One-by-one, I talked myself out of each lift. I remember grabbing onto the bar and thinking, nope, no way in hell, not this time.  

As I walked up to the bar the final time, I already knew it was over. 

I’m not sure why I mentally sabotoged myself, in that moment.  I had suffered and fasted/dieted/saunaed for two weeks. I had passed out in the hallway one night from dehydration. I had sacrificed and trained for six years, five days a week for three hours a day (that’s something like 4,500 hours of my life). 

On that day, the reward was there for the taking. And I mentally blew it.  Why?

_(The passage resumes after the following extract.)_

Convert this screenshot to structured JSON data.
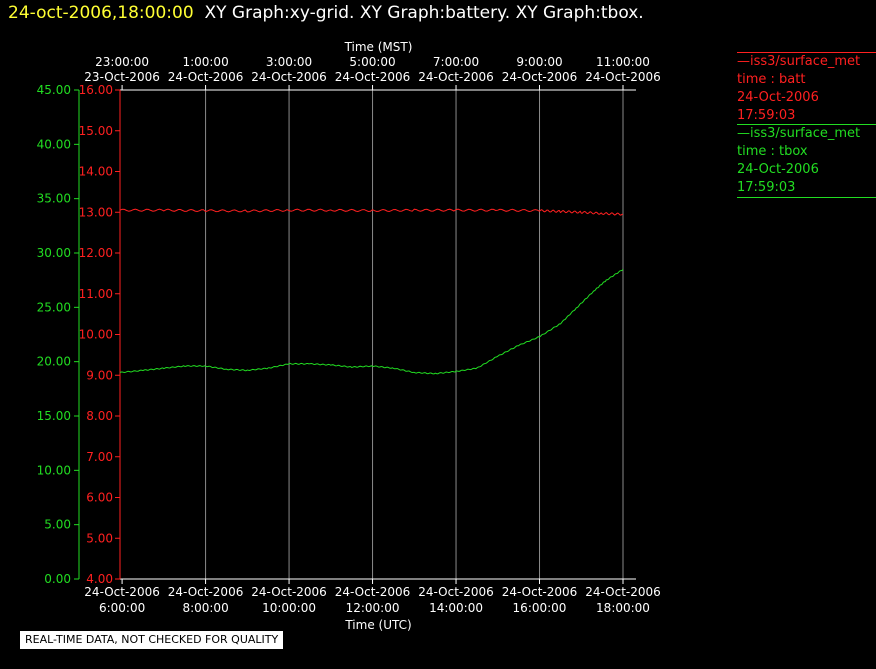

Well, I remember that I would have missed my high school graduation, and that was a big point of contention between me and my mom.  I remember that I would have missed finals, which would have caused issues with my teachers and the administration (but they always worked with me, so it was surmountable).  I would be away from my boyfriend for two weeks.  Oh wait.  The boyfriend who lived in Portland, while I lived in Savannah?  Yes, that was somehow still an excuse. I’m sure there were other reasons – all stupid.

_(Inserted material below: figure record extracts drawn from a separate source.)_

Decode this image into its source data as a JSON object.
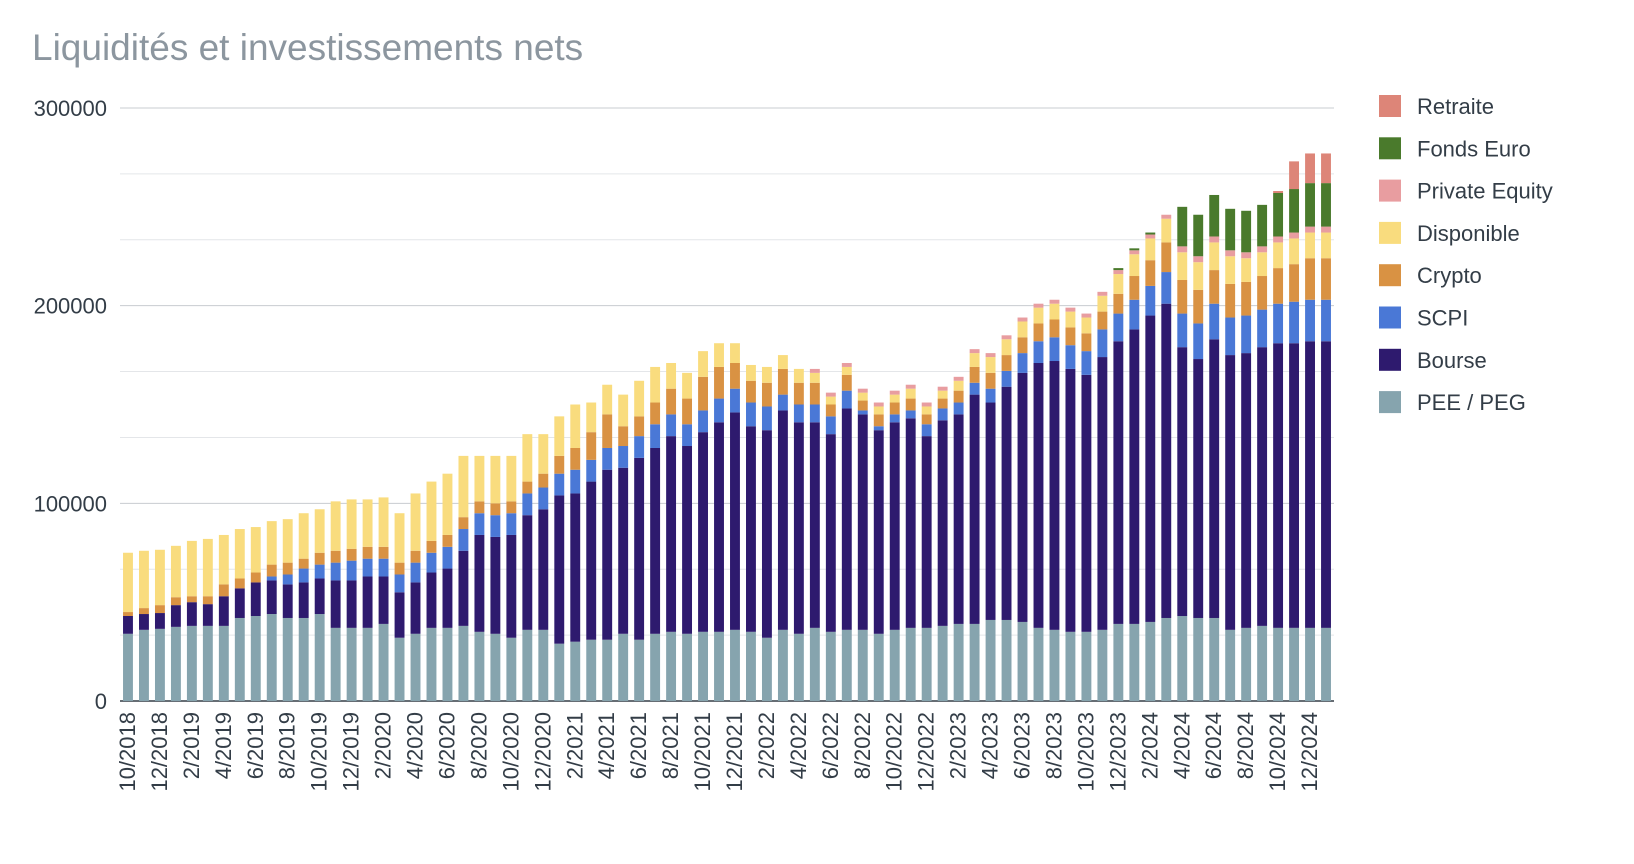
{
  "chart_data": {
    "type": "bar",
    "stacked": true,
    "title": "Liquidités et investissements nets",
    "xlabel": "",
    "ylabel": "",
    "ylim": [
      0,
      300000
    ],
    "y_ticks": [
      "300000",
      "200000",
      "100000",
      "0"
    ],
    "y_tick_values": [
      300000,
      200000,
      100000,
      0
    ],
    "grid": true,
    "legend_position": "right",
    "x_tick_labels": [
      "10/2018",
      "12/2018",
      "2/2019",
      "4/2019",
      "6/2019",
      "8/2019",
      "10/2019",
      "12/2019",
      "2/2020",
      "4/2020",
      "6/2020",
      "8/2020",
      "10/2020",
      "12/2020",
      "2/2021",
      "4/2021",
      "6/2021",
      "8/2021",
      "10/2021",
      "12/2021",
      "2/2022",
      "4/2022",
      "6/2022",
      "8/2022",
      "10/2022",
      "12/2022",
      "2/2023",
      "4/2023",
      "6/2023",
      "8/2023",
      "10/2023",
      "12/2023",
      "2/2024",
      "4/2024",
      "6/2024",
      "8/2024",
      "10/2024",
      "12/2024"
    ],
    "categories": [
      "10/2018",
      "11/2018",
      "12/2018",
      "1/2019",
      "2/2019",
      "3/2019",
      "4/2019",
      "5/2019",
      "6/2019",
      "7/2019",
      "8/2019",
      "9/2019",
      "10/2019",
      "11/2019",
      "12/2019",
      "1/2020",
      "2/2020",
      "3/2020",
      "4/2020",
      "5/2020",
      "6/2020",
      "7/2020",
      "8/2020",
      "9/2020",
      "10/2020",
      "11/2020",
      "12/2020",
      "1/2021",
      "2/2021",
      "3/2021",
      "4/2021",
      "5/2021",
      "6/2021",
      "7/2021",
      "8/2021",
      "9/2021",
      "10/2021",
      "11/2021",
      "12/2021",
      "1/2022",
      "2/2022",
      "3/2022",
      "4/2022",
      "5/2022",
      "6/2022",
      "7/2022",
      "8/2022",
      "9/2022",
      "10/2022",
      "11/2022",
      "12/2022",
      "1/2023",
      "2/2023",
      "3/2023",
      "4/2023",
      "5/2023",
      "6/2023",
      "7/2023",
      "8/2023",
      "9/2023",
      "10/2023",
      "11/2023",
      "12/2023",
      "1/2024",
      "2/2024",
      "3/2024",
      "4/2024",
      "5/2024",
      "6/2024",
      "7/2024",
      "8/2024",
      "9/2024",
      "10/2024",
      "11/2024",
      "12/2024",
      "1/2025"
    ],
    "series": [
      {
        "name": "PEE / PEG",
        "color": "#86a4ae",
        "values": [
          34000,
          36000,
          36500,
          37500,
          38000,
          38000,
          38000,
          42000,
          43000,
          44000,
          42000,
          42000,
          44000,
          37000,
          37000,
          37000,
          39000,
          32000,
          34000,
          37000,
          37000,
          38000,
          35000,
          34000,
          32000,
          36000,
          36000,
          29000,
          30000,
          31000,
          31000,
          34000,
          31000,
          34000,
          35000,
          34000,
          35000,
          35000,
          36000,
          35000,
          32000,
          36000,
          34000,
          37000,
          35000,
          36000,
          36000,
          34000,
          36000,
          37000,
          37000,
          38000,
          39000,
          39000,
          41000,
          41000,
          40000,
          37000,
          36000,
          35000,
          35000,
          36000,
          39000,
          39000,
          40000,
          42000,
          43000,
          42000,
          42000,
          36000,
          37000,
          38000,
          37000,
          37000,
          37000,
          37000
        ]
      },
      {
        "name": "Bourse",
        "color": "#2e1a6e",
        "values": [
          9000,
          8000,
          8000,
          11000,
          12000,
          11000,
          15000,
          15000,
          17000,
          17000,
          17000,
          18000,
          18000,
          24000,
          24000,
          26000,
          24000,
          23000,
          26000,
          28000,
          30000,
          38000,
          49000,
          49000,
          52000,
          58000,
          61000,
          75000,
          75000,
          80000,
          86000,
          84000,
          92000,
          94000,
          99000,
          95000,
          101000,
          106000,
          110000,
          104000,
          105000,
          111000,
          107000,
          104000,
          100000,
          112000,
          109000,
          103000,
          105000,
          106000,
          97000,
          104000,
          106000,
          116000,
          110000,
          118000,
          126000,
          134000,
          136000,
          133000,
          130000,
          138000,
          143000,
          149000,
          155000,
          159000,
          136000,
          131000,
          141000,
          139000,
          139000,
          141000,
          144000,
          144000,
          145000,
          145000
        ]
      },
      {
        "name": "SCPI",
        "color": "#4a78d6",
        "values": [
          0,
          0,
          0,
          0,
          0,
          0,
          0,
          0,
          0,
          2000,
          5000,
          7000,
          7000,
          9000,
          10000,
          9000,
          9000,
          9000,
          10000,
          10000,
          11000,
          11000,
          11000,
          11000,
          11000,
          11000,
          11000,
          11000,
          12000,
          11000,
          11000,
          11000,
          11000,
          12000,
          11000,
          11000,
          11000,
          12000,
          12000,
          12000,
          12000,
          8000,
          9000,
          9000,
          9000,
          9000,
          2000,
          2000,
          4000,
          4000,
          6000,
          6000,
          6000,
          6000,
          7000,
          8000,
          10000,
          11000,
          12000,
          12000,
          12000,
          14000,
          14000,
          15000,
          15000,
          16000,
          17000,
          18000,
          18000,
          19000,
          19000,
          19000,
          20000,
          21000,
          21000,
          21000
        ]
      },
      {
        "name": "Crypto",
        "color": "#d99243",
        "values": [
          2000,
          3000,
          4000,
          4000,
          3000,
          4000,
          6000,
          5000,
          5000,
          6000,
          6000,
          5000,
          6000,
          6000,
          6000,
          6000,
          6000,
          6000,
          6000,
          6000,
          6000,
          6000,
          6000,
          6000,
          6000,
          6000,
          7000,
          9000,
          11000,
          14000,
          17000,
          10000,
          10000,
          11000,
          13000,
          13000,
          17000,
          16000,
          13000,
          11000,
          12000,
          13000,
          11000,
          11000,
          6000,
          8000,
          5000,
          6000,
          6000,
          6000,
          5000,
          5000,
          6000,
          8000,
          8000,
          8000,
          8000,
          9000,
          9000,
          9000,
          9000,
          9000,
          10000,
          12000,
          13000,
          15000,
          17000,
          17000,
          17000,
          17000,
          17000,
          17000,
          18000,
          19000,
          21000,
          21000
        ]
      },
      {
        "name": "Disponible",
        "color": "#f9dc7e",
        "values": [
          30000,
          29000,
          28000,
          26000,
          28000,
          29000,
          25000,
          25000,
          23000,
          22000,
          22000,
          23000,
          22000,
          25000,
          25000,
          24000,
          25000,
          25000,
          29000,
          30000,
          31000,
          31000,
          23000,
          24000,
          23000,
          24000,
          20000,
          20000,
          22000,
          15000,
          15000,
          16000,
          18000,
          18000,
          13000,
          13000,
          13000,
          12000,
          10000,
          8000,
          8000,
          7000,
          7000,
          5000,
          4000,
          4000,
          4000,
          4000,
          4000,
          5000,
          4000,
          4000,
          5000,
          7000,
          8000,
          8000,
          8000,
          8000,
          8000,
          8000,
          8000,
          8000,
          10000,
          11000,
          11000,
          12000,
          14000,
          14000,
          14000,
          14000,
          12000,
          12000,
          13000,
          13000,
          13000,
          13000
        ]
      },
      {
        "name": "Private Equity",
        "color": "#e89da0",
        "values": [
          0,
          0,
          0,
          0,
          0,
          0,
          0,
          0,
          0,
          0,
          0,
          0,
          0,
          0,
          0,
          0,
          0,
          0,
          0,
          0,
          0,
          0,
          0,
          0,
          0,
          0,
          0,
          0,
          0,
          0,
          0,
          0,
          0,
          0,
          0,
          0,
          0,
          0,
          0,
          0,
          0,
          0,
          0,
          2000,
          2000,
          2000,
          2000,
          2000,
          2000,
          2000,
          2000,
          2000,
          2000,
          2000,
          2000,
          2000,
          2000,
          2000,
          2000,
          2000,
          2000,
          2000,
          2000,
          2000,
          2000,
          2000,
          3000,
          3000,
          3000,
          3000,
          3000,
          3000,
          3000,
          3000,
          3000,
          3000
        ]
      },
      {
        "name": "Fonds Euro",
        "color": "#4a7a2c",
        "values": [
          0,
          0,
          0,
          0,
          0,
          0,
          0,
          0,
          0,
          0,
          0,
          0,
          0,
          0,
          0,
          0,
          0,
          0,
          0,
          0,
          0,
          0,
          0,
          0,
          0,
          0,
          0,
          0,
          0,
          0,
          0,
          0,
          0,
          0,
          0,
          0,
          0,
          0,
          0,
          0,
          0,
          0,
          0,
          0,
          0,
          0,
          0,
          0,
          0,
          0,
          0,
          0,
          0,
          0,
          0,
          0,
          0,
          0,
          0,
          0,
          0,
          0,
          1000,
          1000,
          1000,
          0,
          20000,
          21000,
          21000,
          21000,
          21000,
          21000,
          22000,
          22000,
          22000,
          22000
        ]
      },
      {
        "name": "Retraite",
        "color": "#dd8578",
        "values": [
          0,
          0,
          0,
          0,
          0,
          0,
          0,
          0,
          0,
          0,
          0,
          0,
          0,
          0,
          0,
          0,
          0,
          0,
          0,
          0,
          0,
          0,
          0,
          0,
          0,
          0,
          0,
          0,
          0,
          0,
          0,
          0,
          0,
          0,
          0,
          0,
          0,
          0,
          0,
          0,
          0,
          0,
          0,
          0,
          0,
          0,
          0,
          0,
          0,
          0,
          0,
          0,
          0,
          0,
          0,
          0,
          0,
          0,
          0,
          0,
          0,
          0,
          0,
          0,
          0,
          0,
          0,
          0,
          0,
          0,
          0,
          0,
          1000,
          14000,
          15000,
          15000
        ]
      }
    ]
  }
}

As I think about it, I would often blow competitions and workouts just because of my mental state.  One workout I was running a 103 fever.  I went in the gym anyway, and was so sick I did not think about anything but how awful my head felt.  The mental side of lifting was not in play.  I was mindlessly throwing the bar around.  And without even noticing, I broke a personal record that day.  I wasn’t thinking, and I succeeded. And it was easy.

This whole adventure into triathlon is partly to rid myself of my own mental diminuitiveness.  I feel that I need redemption for my stupid failures in weightlifting.  I was such a mental dingbat when it came to parts of that sport, and I still resent myself for it.  Redemption time.

The reason I am bringing all this up:  the Duathlon for which I am registered in two weeks is starting to creep into my head a little.  Little twinges of self doubt like: well, I haven’t really done enough hill training on the G-Force bike, so maybe I should just sit out and not do this
maybe I’m just not ready for it
what if I fail?

Driving home from work today, I realized I was headed down the same stupid path of mental excuses as I used in weightlifting.  For me, the fear of failure has always been great.  To succeed, I must have a strong mind and an impenetrable focus. I will certainly fail if I believe that I will fail.  If I am strong, I cannot fail because I will have given everything I have to that moment, to that event. There is no failure when I can reach into the bottom of my bucket and know the whole darn thing is empty because I gave it all in that moment.

So there. That’s my motivation.  Empty my bucket.  If my bucket is empty at mile 8 instead of the end of the bike race at mile 12 or 16, so what.  So what if I fall down in the race or finish last.  Who cares?  Who really cares?  No one.  Therefore, the only person in the race is me, and this is a race against my mind. 

As long as my bucket is empty at the end of the day, then I win.